インド洋南半球側でもサイクロンシーズン始まる2018/09/16


20180916-0600UTインド気象衛星
台風22号はいまだ衰えず、本日16日午後になっても「大型で強い」勢力です。ゆっくり弱まりつつあるとは言え、本日15時頃に最接近している香港や、24時間後に接近するハノイ周辺など大きな被害が予想されますね。

左は気象衛星INSAT3Dが15:00に撮影した可視波長の画像(インド気象局からの引用/インサート地図・経緯度線等は筆者)。右上に台風22号が見えていますが、実はもうひとつ、中央少し左下にTropical Cyclone「ONE」が発生しています。赤点円は各嵐が中心で、22号のほうは直径2000km円、ONEのほうは1000km円。当記事の主役はONEのほうです。このONEというのは台風などに付けられる固有名ではなく、いわば仮番号のようなもの。今後発達すれば名前が付くし、萎んでしまえばこのままです。でも9月にONEって随分遅い気がしますよね?

ご存じの方も多いでしょうが、北半球と南半球とでは台風の発生ピーク時期が全く違います。気象庁が監視する東経100−180度・北緯0−60度内の台風発生数は2月が最も少なく、8−9月にかけてピークを迎えます。ではTropical Cyclone「ONE」が発生したインド洋の南半球側はどんな分布でしょうか?北半球と共に月毎の統計を取ったのが下のA・B図です。スケールを合わせてあるので、度数も含めて比較できます。

インド洋の南半球側では6−8月がもっとも低迷期で、日本が冬の時期に大きなピークがあります。

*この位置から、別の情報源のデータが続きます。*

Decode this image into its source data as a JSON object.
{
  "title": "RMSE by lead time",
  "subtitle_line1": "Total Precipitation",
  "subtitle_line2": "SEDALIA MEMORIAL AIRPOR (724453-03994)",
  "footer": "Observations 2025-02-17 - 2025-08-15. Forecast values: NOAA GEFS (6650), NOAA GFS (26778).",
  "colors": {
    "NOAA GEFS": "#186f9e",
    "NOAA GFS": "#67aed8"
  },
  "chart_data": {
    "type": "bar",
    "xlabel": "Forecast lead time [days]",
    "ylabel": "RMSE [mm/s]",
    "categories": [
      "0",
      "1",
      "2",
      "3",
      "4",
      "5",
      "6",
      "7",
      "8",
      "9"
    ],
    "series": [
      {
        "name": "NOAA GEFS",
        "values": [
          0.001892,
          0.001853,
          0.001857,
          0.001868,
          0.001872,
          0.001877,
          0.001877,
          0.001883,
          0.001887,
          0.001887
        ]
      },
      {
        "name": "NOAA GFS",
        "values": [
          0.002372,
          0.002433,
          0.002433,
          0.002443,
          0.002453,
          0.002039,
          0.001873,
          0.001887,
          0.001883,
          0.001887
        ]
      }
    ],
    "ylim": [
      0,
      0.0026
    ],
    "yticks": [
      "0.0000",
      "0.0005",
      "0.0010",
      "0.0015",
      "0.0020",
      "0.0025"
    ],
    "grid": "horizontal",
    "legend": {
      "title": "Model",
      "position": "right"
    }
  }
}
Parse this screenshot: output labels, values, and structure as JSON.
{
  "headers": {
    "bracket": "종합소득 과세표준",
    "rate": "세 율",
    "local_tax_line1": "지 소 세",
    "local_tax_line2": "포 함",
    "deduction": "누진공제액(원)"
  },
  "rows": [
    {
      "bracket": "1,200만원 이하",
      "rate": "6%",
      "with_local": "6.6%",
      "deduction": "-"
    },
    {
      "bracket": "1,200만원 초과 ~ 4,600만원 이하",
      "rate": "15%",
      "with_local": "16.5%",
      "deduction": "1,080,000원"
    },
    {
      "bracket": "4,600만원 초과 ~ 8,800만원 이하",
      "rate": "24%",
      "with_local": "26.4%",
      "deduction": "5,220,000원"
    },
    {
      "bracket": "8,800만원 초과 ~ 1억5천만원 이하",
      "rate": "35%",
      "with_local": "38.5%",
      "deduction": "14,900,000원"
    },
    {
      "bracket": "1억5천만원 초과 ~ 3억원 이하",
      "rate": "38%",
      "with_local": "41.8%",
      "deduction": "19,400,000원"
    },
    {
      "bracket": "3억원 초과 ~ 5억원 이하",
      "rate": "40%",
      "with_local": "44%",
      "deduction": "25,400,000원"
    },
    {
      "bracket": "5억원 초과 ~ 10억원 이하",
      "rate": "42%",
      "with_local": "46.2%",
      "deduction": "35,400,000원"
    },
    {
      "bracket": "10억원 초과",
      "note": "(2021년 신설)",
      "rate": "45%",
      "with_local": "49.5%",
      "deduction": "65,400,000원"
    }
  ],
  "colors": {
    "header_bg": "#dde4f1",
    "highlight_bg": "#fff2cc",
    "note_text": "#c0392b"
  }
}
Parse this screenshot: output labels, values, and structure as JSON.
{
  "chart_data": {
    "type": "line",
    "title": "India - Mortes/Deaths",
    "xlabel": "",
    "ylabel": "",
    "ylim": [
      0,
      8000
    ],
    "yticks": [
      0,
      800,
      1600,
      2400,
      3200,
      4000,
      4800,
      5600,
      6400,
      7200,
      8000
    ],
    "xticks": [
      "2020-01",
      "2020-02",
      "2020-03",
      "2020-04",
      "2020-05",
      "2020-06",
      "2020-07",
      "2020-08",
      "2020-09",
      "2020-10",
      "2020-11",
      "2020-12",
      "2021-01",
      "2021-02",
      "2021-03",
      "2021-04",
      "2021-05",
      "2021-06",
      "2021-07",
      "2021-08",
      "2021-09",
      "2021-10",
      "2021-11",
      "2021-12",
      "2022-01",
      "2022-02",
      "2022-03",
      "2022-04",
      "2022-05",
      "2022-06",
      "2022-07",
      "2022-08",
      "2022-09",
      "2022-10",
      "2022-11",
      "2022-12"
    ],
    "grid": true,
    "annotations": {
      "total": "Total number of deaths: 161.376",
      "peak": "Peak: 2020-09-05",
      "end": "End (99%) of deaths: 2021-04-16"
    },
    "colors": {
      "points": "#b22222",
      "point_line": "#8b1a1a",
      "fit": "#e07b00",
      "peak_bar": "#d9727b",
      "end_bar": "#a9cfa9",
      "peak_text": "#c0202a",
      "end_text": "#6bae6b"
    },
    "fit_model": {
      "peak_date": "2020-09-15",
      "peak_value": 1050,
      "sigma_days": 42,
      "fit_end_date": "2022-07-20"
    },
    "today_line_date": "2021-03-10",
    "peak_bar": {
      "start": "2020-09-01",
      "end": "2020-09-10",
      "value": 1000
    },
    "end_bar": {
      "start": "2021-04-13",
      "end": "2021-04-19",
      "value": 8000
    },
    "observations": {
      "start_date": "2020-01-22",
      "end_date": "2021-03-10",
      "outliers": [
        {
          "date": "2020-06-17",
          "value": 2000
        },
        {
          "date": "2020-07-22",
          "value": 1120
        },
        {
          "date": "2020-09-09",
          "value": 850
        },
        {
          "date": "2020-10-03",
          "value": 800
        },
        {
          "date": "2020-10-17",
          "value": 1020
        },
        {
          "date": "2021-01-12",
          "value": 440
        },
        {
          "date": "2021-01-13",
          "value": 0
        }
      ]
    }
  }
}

このため、ベストトラックデータの年まとめは7月開始・翌年6月終了といった区切り方もあるほどです。今年は5月頭のハリケーン「FLAMBOYAN」のあと嵐は発生していません。低迷期を過ぎて初めてのサイクロンとなったため、仮番号も最初に戻ったわけですね。対して北半球側では個数そのものが少ないのですが、それでも仲春や晩秋にピークがあるようです。同じ北半球でも日本の台風と少し違います。

統計処理のついでに、年ごとの個数変化も積み立てグラフにしてみました(下C・D図)。各年毎に発生が多い5ヶ月分とそれ以外の月とに分けて積み上げてあります。これも南北スケールが一緒なので比較してみてください。北半球の大西洋や東太平洋の発生数などは、例えば2018年8月30日記事などに掲載しています。関連性を見出せるでしょうか。

南インド洋はこれから徐々にサイクロンが増えてくるでしょう。年に1、2回はマダガスカルなどに強い勢力の嵐がやってきて大きな被害が出ることもありますから、関係しそうな方は情報に耳を傾けてくださいね。

  • インド洋北南球側の月別サイクロン数

    A.インド洋南球側の月別サイクロン数
  • インド洋北半球側の月別サイクロン数

    B.インド洋北半球側の月別サイクロン数


  • インド洋北南球側の年別サイクロン数

    C.インド洋南球側の年別サイクロン数
  • インド洋北半球側の年別サイクロン数

    D.インド洋北半球側の年別サイクロン数


  • 元データはJoint Typhoon Warning Centerのベストトラックデータです。自作プログラムにより全てのデータを再度チェック&分類分けした後、各統計処理をしました。このデータはごく稀に間違いを含んでいるため、統計を取る前の念入りなチェックが必要です。
  • 元データは1945年からの記録がありますが、1970年台まではデータが不揃いのケースがやや多いため、上記統計は1980年以降としました。
  • 台風と同じ基準で、最大風速34ノットに達したもののみを対象にしました。また南半球・北半球共に、年の区切りは1月1日0:00UTCとしました。ただしここでの風速は1分平均値と思われ、気象庁の10分平均値とは測定法が異なります。